Anggur memiliki kandungan vitamin C yang tinggi dan salah satu manfaatnya bisa membantu menurunkan tekanan darah hingga mencegah kanker.

Dilansir dari Suara.com, berikut ini manfaat-manfaat buah anggur untuk kesehatan.

1. Baik Untuk Sistem Kekebalan Tubuh

Dikenal sebagai sumber vitamin C, anggur diketahui mampu meningkatkan sistem kekebalan tubuh Anda sehingga bisa melawan infeksi bakteri atau virus, serta infeksi jamur.

“Jika kita memiliki sistem kekebalan yang kuat, tubuh kita lebih mampu melawan dan mencegah penyakit jangka pendek,” ungkap Ahli Diet Anthony DiMarino.

2. Mampu Mencegah Kanker

Anggur memiliki kadar antioksidan bernama resveratrol, yaitu kandungan yang dapat melindungi penyakit kanker dengan mengurangi peradangan.

Di sisi lain, anggur mengandung katekin, quercetin, dan anthocyanin. Kandungan-kandungan ampuh melawan kanker.

3. Menurunkan Tekanan Darah

Anthony DiMarino mengatakan, anggur mempunyai kandungan potasium yang tinggi. Kandungan potasium mampu menyeimbangkan tekanan darah.

Bagi Anda yang memiliki asupan kalsium rendah, risikonya bisa meningkatkan tekanan darah tinggi.

“Anggur sangat rendah sodium. Kandungan ini cocok untuk diet, sehingga mampu mengurangi tekanan darah,” ungkap DiMarino.

4. Melindungi Dari Penyakit Jantung

Tak hanya mencegah kanker, kandungan resveratrol bisa melindungi tubuh dari penyakit jantung.

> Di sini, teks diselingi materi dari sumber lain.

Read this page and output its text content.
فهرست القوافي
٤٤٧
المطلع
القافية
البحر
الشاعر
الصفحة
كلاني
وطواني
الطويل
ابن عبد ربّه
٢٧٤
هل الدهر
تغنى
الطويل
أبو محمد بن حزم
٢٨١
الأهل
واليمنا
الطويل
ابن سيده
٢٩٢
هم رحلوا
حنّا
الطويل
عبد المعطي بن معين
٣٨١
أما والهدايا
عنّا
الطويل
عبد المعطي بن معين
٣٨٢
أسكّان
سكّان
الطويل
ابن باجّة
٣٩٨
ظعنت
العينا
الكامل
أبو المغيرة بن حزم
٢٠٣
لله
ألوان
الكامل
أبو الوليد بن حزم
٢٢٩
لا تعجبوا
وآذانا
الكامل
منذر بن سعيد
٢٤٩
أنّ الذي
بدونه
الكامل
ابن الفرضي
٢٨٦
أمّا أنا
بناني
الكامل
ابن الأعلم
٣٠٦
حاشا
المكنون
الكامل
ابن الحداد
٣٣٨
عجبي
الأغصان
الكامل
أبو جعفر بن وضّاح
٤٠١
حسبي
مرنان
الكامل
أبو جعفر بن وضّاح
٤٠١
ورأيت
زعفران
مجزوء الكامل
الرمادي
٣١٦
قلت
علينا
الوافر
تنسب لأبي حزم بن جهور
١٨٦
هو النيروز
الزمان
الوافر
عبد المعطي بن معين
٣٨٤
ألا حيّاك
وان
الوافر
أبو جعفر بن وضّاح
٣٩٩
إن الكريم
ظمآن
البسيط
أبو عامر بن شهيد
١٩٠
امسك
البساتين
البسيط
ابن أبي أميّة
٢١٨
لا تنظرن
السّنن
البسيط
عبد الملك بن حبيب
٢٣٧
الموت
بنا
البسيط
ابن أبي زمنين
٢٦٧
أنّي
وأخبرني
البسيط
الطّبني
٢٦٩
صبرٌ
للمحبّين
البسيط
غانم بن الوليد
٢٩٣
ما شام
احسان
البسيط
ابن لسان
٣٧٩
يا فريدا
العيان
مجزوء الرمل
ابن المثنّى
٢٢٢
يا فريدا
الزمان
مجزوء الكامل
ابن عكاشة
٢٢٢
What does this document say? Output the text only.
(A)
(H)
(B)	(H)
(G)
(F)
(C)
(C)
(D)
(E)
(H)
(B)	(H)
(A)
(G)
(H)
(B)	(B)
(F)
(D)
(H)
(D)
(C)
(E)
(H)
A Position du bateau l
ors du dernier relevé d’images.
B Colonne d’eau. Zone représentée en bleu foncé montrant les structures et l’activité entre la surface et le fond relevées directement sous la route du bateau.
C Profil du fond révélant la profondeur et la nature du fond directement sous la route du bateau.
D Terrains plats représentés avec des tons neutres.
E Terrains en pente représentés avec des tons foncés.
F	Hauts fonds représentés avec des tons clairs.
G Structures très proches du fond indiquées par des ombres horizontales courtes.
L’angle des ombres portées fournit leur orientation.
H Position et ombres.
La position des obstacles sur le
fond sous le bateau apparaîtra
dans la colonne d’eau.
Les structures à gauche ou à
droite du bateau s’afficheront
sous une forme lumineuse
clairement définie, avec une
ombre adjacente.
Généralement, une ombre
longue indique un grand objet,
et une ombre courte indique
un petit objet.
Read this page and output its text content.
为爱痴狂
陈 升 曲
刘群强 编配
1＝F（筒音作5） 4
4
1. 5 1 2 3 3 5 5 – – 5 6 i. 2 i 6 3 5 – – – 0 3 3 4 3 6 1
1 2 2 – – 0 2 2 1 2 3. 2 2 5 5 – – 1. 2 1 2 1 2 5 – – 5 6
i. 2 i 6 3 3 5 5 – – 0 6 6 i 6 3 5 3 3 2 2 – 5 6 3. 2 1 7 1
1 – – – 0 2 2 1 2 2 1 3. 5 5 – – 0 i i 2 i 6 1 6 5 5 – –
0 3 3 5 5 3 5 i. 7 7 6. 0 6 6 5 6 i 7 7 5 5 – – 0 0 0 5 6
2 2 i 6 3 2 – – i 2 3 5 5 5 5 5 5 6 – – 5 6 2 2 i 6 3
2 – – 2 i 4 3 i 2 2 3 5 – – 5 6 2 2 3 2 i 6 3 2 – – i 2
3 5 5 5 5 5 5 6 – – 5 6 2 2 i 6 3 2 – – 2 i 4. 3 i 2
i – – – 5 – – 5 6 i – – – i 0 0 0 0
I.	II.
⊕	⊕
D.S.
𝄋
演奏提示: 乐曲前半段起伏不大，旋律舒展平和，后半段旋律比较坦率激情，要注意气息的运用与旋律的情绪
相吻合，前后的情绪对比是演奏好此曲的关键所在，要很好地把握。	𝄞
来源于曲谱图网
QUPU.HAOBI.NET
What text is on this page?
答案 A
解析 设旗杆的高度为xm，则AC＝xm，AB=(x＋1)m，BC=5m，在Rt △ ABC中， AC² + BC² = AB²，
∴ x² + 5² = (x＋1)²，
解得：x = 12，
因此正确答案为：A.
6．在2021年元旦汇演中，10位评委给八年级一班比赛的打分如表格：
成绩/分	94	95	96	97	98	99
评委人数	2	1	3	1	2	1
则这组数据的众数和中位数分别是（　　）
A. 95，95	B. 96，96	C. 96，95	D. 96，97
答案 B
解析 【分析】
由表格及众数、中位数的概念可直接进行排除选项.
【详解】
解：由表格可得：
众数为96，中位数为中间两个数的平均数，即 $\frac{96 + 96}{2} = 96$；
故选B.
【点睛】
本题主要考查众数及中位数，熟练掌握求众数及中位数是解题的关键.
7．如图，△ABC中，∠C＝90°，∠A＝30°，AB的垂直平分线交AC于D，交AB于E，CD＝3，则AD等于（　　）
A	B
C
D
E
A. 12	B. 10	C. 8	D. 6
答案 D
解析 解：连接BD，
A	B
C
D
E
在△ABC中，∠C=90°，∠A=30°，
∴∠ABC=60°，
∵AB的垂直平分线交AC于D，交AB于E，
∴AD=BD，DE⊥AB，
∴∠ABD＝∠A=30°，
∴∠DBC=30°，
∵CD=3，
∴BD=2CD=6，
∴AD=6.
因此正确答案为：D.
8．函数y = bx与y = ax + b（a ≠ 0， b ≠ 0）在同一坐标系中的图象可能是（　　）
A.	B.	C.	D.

Hal itu telah diungkap oleh sebuah penelitian, di mana peserta yang memiliki potasium yang banyak dibanding sodium, lebih kecil kemungkinannya mengalami penyakit jantung.

Dari sebuah penelitian, peserta dengan potasium yang lebih banyak ketimbang sodium memiliki kemungkinan rendah terkena penyakit jantung.

5. Melindungi Dari Diabetes

Anggur punya angka indeks glikemik yang rendah, di mana buah ini bisa melindungi tubuh dari diabetes.

Hal ini diungkapkan dari sebuah penelitian, di mana nutrisi anggur bisa menurunkan kadar gula darah sekaligus meningkatkan sensitivitas insulin.